At either end of the walk, bridges span deep clefts in the rock - at Trough House Bridge and Gill Force - while, in between, the river splashes over stones and eddies into the fern-clad banks. Swallows skim over the river's shadowy shallows, and the sunlight seems caught in the breeze-shimmering leaves of silver birches.
It is a short walk, but the beauty and variety of the landscape rewards those who linger a while and take in the rhythm of the river, the birds and wildlife, and the ever-changing views of the surrounding crags and fells.START THIS CIRCULAR WALK FROM DALEGARTH STATION.
Turn right on to the main road and follow it until you reach a side road to your left, opposite the old school, and the war memorial. A short distance up this road you come to Trough House Bridge (locally pronounced ‘Tro-fuss’). This arched stone bridge crosses a dark chasm gouged out by the River Esk.
On the other side of the bridge, a gate leads to a delightful new path, called ’Anne’s Walk’, in memory of Anne Stanley of Dalegarth Hall.
The path follows the river round to Stanley Gill Beck. Here, the beck meets the Esk in a wooded glade - a lovely spot to linger for a while. Then, cross the wooden bridge, and follow the bridleway, through the gate, into a grassy clearing, with its dramatic backdrop of Hartley Crag.
The broad bridleway will take you to a signpost marked ‘to Gill Force’ where a path to your left leads to the girder bridge.
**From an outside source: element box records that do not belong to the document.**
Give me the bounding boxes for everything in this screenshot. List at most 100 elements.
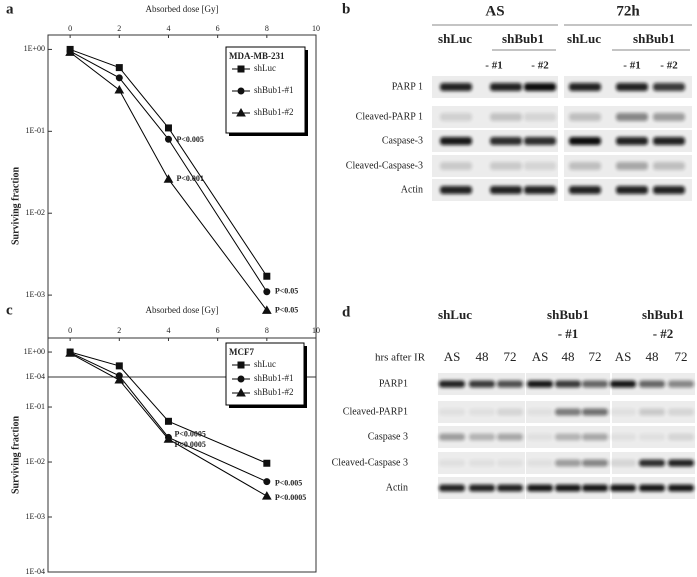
blot-band	[569, 186, 601, 194]
legend-title: MDA-MB-231	[229, 51, 285, 61]
blot-band	[668, 433, 694, 441]
blot-band	[440, 186, 472, 194]
x-axis-title: Absorbed dose [Gy]	[146, 4, 219, 14]
legend-title: MCF7	[229, 347, 254, 357]
x-tick-label: 4	[166, 24, 170, 33]
legend-marker	[236, 107, 246, 117]
blot-band	[616, 113, 648, 121]
series-line	[69, 50, 268, 292]
panel-letter: c	[6, 302, 13, 318]
annotation: P<0.001	[176, 174, 203, 183]
y-tick-label: 1E-01	[25, 402, 45, 411]
series-line	[69, 48, 268, 277]
blot-band	[569, 162, 601, 170]
plot-frame	[47, 337, 317, 573]
annotation: P<0.05	[275, 305, 298, 314]
blot-band	[668, 459, 694, 467]
lane-label: AS	[532, 349, 549, 364]
annotation: P<0.005	[176, 135, 203, 144]
blot-band	[440, 137, 472, 145]
blot-band	[569, 113, 601, 121]
series-line	[69, 351, 268, 464]
column-label: - #2	[531, 60, 549, 72]
group-label: - #1	[558, 326, 579, 341]
marker-triangle	[163, 434, 174, 443]
lane-label: 72	[504, 349, 517, 364]
condition-label: AS	[485, 3, 504, 19]
plot-frame	[47, 34, 317, 378]
blot-band	[440, 162, 472, 170]
group-label: shLuc	[438, 307, 472, 322]
marker-square	[115, 64, 123, 72]
column-label: shLuc	[567, 31, 601, 46]
y-axis-title: Surviving fraction	[10, 167, 21, 245]
blot-band	[524, 83, 556, 91]
y-tick-label: 1E-02	[25, 457, 45, 466]
blot-band	[616, 83, 648, 91]
blot-band	[439, 433, 465, 441]
legend-marker	[237, 65, 245, 73]
legend-label: shLuc	[254, 63, 276, 73]
y-tick-label: 1E-03	[25, 512, 45, 521]
x-tick-label: 0	[68, 326, 72, 335]
y-tick-label: 1E+00	[24, 347, 45, 356]
blot-band	[524, 137, 556, 145]
blot-band	[555, 408, 581, 416]
blot-band	[639, 408, 665, 416]
blot-band	[439, 484, 465, 492]
x-tick-label: 10	[312, 24, 320, 33]
blot-band	[653, 113, 685, 121]
x-tick-label: 4	[166, 326, 170, 335]
lane-label: 72	[589, 349, 602, 364]
blot-band	[524, 113, 556, 121]
blot-band	[469, 459, 495, 467]
blot-band	[668, 380, 694, 388]
blot-band	[639, 484, 665, 492]
legend-marker	[237, 361, 245, 369]
lane-title: hrs after IR	[375, 352, 426, 364]
blot-band	[527, 459, 553, 467]
row-label: Cleaved-Caspase-3	[346, 160, 423, 171]
lane-label: 48	[476, 349, 489, 364]
row-label: Actin	[401, 184, 423, 195]
legend-marker	[236, 387, 246, 397]
blot-band	[610, 459, 636, 467]
series-line	[69, 352, 268, 497]
y-tick-label: 1E-04	[25, 567, 45, 576]
blot-band	[555, 433, 581, 441]
blot-band	[653, 137, 685, 145]
condition-label: 72h	[616, 3, 640, 19]
blot-band	[610, 380, 636, 388]
marker-circle	[263, 288, 271, 296]
blot-band	[653, 83, 685, 91]
row-label: Caspase 3	[368, 431, 408, 442]
blot-band	[497, 408, 523, 416]
blot-band	[524, 162, 556, 170]
blot-band	[527, 484, 553, 492]
row-label: Cleaved-PARP 1	[356, 111, 423, 122]
legend-label: shBub1-#1	[254, 85, 294, 95]
blot-band	[639, 380, 665, 388]
group-label: - #2	[653, 326, 674, 341]
blot-band	[616, 162, 648, 170]
column-label: shBub1	[502, 31, 544, 46]
blot-band	[582, 380, 608, 388]
x-tick-label: 6	[216, 326, 220, 335]
blot-band	[527, 433, 553, 441]
row-label: PARP 1	[392, 81, 423, 92]
group-label: shBub1	[642, 307, 684, 322]
legend-marker	[237, 375, 245, 383]
blot-band	[440, 113, 472, 121]
blot-band	[582, 408, 608, 416]
marker-circle	[164, 135, 172, 143]
lane-label: 72	[675, 349, 688, 364]
blot-band	[582, 433, 608, 441]
lane-label: 48	[646, 349, 659, 364]
blot-band	[469, 433, 495, 441]
column-label: - #1	[485, 60, 502, 72]
marker-square	[164, 417, 172, 425]
blot-band	[490, 83, 522, 91]
panel-letter: a	[6, 1, 14, 17]
blot-band	[569, 83, 601, 91]
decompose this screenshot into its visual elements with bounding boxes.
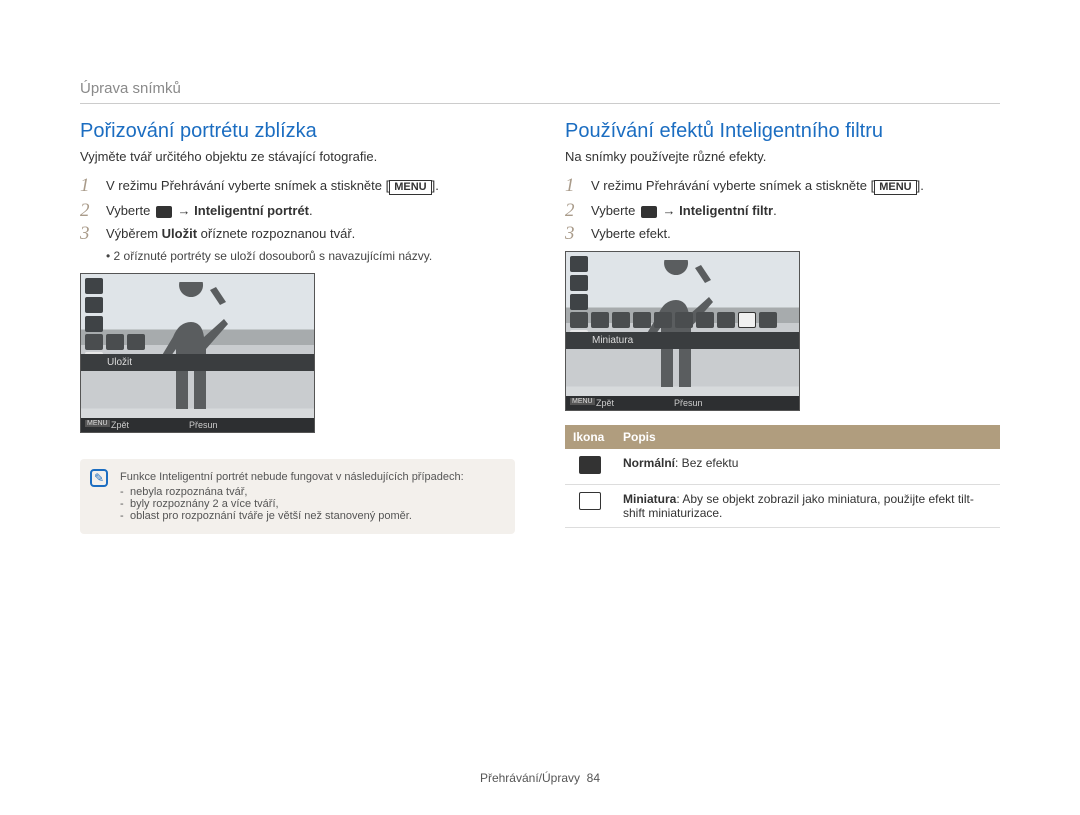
lcd-bottom-bar-r: Zpět Přesun xyxy=(566,396,799,410)
sub-bullet-1: 2 oříznuté portréty se uloží dosouborů s… xyxy=(106,249,515,263)
step-3-post: oříznete rozpoznanou tvář. xyxy=(197,226,355,241)
lcd-side-icons xyxy=(85,278,103,332)
arrow-text-r: → xyxy=(659,203,679,218)
menu-button-label-r: MENU xyxy=(874,180,916,195)
row2-rest: : Aby se objekt zobrazil jako miniatura,… xyxy=(623,492,974,520)
lcd-bot-right-r: Přesun xyxy=(674,398,703,408)
steps-right: V režimu Přehrávání vyberte snímek a sti… xyxy=(565,178,1000,241)
step-1-text: V režimu Přehrávání vyberte snímek a sti… xyxy=(106,178,389,193)
effects-table: Ikona Popis Normální: Bez efektu Miniatu… xyxy=(565,425,1000,528)
section-subtitle-right: Na snímky používejte různé efekty. xyxy=(565,149,1000,164)
step-3-pre: Výběrem xyxy=(106,226,162,241)
lcd-row-icons xyxy=(85,334,145,350)
effect-normal-icon xyxy=(579,456,601,474)
silhouette-icon-r xyxy=(626,260,726,400)
step-2-bold: Inteligentní portrét xyxy=(194,203,309,218)
note-item-1: nebyla rozpoznána tvář, xyxy=(120,486,503,498)
page-footer: Přehrávání/Úpravy 84 xyxy=(0,771,1080,785)
settings-icon xyxy=(156,206,172,218)
table-row: Normální: Bez efektu xyxy=(565,449,1000,485)
note-item-3: oblast pro rozpoznání tváře je větší než… xyxy=(120,510,503,522)
lcd-preview-left: Uložit Zpět Přesun xyxy=(80,273,315,433)
step-2: Vyberte → Inteligentní portrét. xyxy=(80,203,515,218)
section-subtitle-left: Vyjměte tvář určitého objektu ze stávají… xyxy=(80,149,515,164)
lcd-side-icons-r xyxy=(570,256,588,310)
footer-label: Přehrávání/Úpravy xyxy=(480,771,580,785)
lcd-bot-left-r: Zpět xyxy=(596,398,614,408)
step-3-bold: Uložit xyxy=(162,226,197,241)
menu-button-label: MENU xyxy=(389,180,431,195)
note-heading: Funkce Inteligentní portrét nebude fungo… xyxy=(120,471,503,483)
step-1: V režimu Přehrávání vyberte snímek a sti… xyxy=(80,178,515,195)
row1-bold: Normální xyxy=(623,456,675,470)
step-1-post: ]. xyxy=(432,178,439,193)
th-desc: Popis xyxy=(615,425,1000,449)
lcd-banner-r: Miniatura xyxy=(566,332,799,349)
step-2r-post: . xyxy=(773,203,777,218)
step-3-r: Vyberte efekt. xyxy=(565,226,1000,241)
step-1r-text: V režimu Přehrávání vyberte snímek a sti… xyxy=(591,178,874,193)
left-column: Pořizování portrétu zblízka Vyjměte tvář… xyxy=(80,120,515,534)
step-2r-bold: Inteligentní filtr xyxy=(679,203,773,218)
arrow-text: → xyxy=(174,203,194,218)
steps-left: V režimu Přehrávání vyberte snímek a sti… xyxy=(80,178,515,241)
lcd-bottom-bar: Zpět Přesun xyxy=(81,418,314,432)
right-column: Používání efektů Inteligentního filtru N… xyxy=(565,120,1000,534)
lcd-filter-row-icons xyxy=(570,312,795,328)
silhouette-icon xyxy=(141,282,241,422)
step-2-pre: Vyberte xyxy=(106,203,154,218)
note-item-2: byly rozpoznány 2 a více tváří, xyxy=(120,498,503,510)
row1-rest: : Bez efektu xyxy=(675,456,738,470)
step-3: Výběrem Uložit oříznete rozpoznanou tvář… xyxy=(80,226,515,241)
footer-page: 84 xyxy=(587,771,600,785)
note-box: ✎ Funkce Inteligentní portrét nebude fun… xyxy=(80,459,515,534)
lcd-bot-right: Přesun xyxy=(189,420,218,430)
sub-bullets: 2 oříznuté portréty se uloží dosouborů s… xyxy=(106,249,515,263)
lcd-bot-left: Zpět xyxy=(111,420,129,430)
section-title-right: Používání efektů Inteligentního filtru xyxy=(565,120,1000,143)
breadcrumb: Úprava snímků xyxy=(80,80,1000,104)
lcd-preview-right: Miniatura Zpět Přesun xyxy=(565,251,800,411)
lcd-banner: Uložit xyxy=(81,354,314,371)
step-2-post: . xyxy=(309,203,313,218)
step-2r-pre: Vyberte xyxy=(591,203,639,218)
step-2-r: Vyberte → Inteligentní filtr. xyxy=(565,203,1000,218)
section-title-left: Pořizování portrétu zblízka xyxy=(80,120,515,143)
settings-icon-r xyxy=(641,206,657,218)
note-icon: ✎ xyxy=(90,469,108,487)
row2-bold: Miniatura xyxy=(623,492,676,506)
th-icon: Ikona xyxy=(565,425,615,449)
table-row: Miniatura: Aby se objekt zobrazil jako m… xyxy=(565,485,1000,528)
step-1-r: V režimu Přehrávání vyberte snímek a sti… xyxy=(565,178,1000,195)
step-1r-post: ]. xyxy=(917,178,924,193)
effect-miniature-icon xyxy=(579,492,601,510)
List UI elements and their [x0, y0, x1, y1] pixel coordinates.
For a variation on the walk, you can take the footpath to the left which goes down to the river, opposite the church. There is a rougher riverside path here that leads to Gill Force, or you can cut back up to the bridleway.
Cross the Esk, at Girder bridge, after admiring the narrow ravine from the safety of this former railway bridge. From Gill Force it is a charming riverside stroll to St Catherine’s Church, (see Walk 1 for information about the church and the stepping stones).
From here follow the church lane up to the walled bridleway, known as Parson’s Passage, just before Church House. This takes you across the fields back to the Trough House Bridge side road.
Turning right you now simply retrace your earlier steps to the main road and back to Dalegarth Station.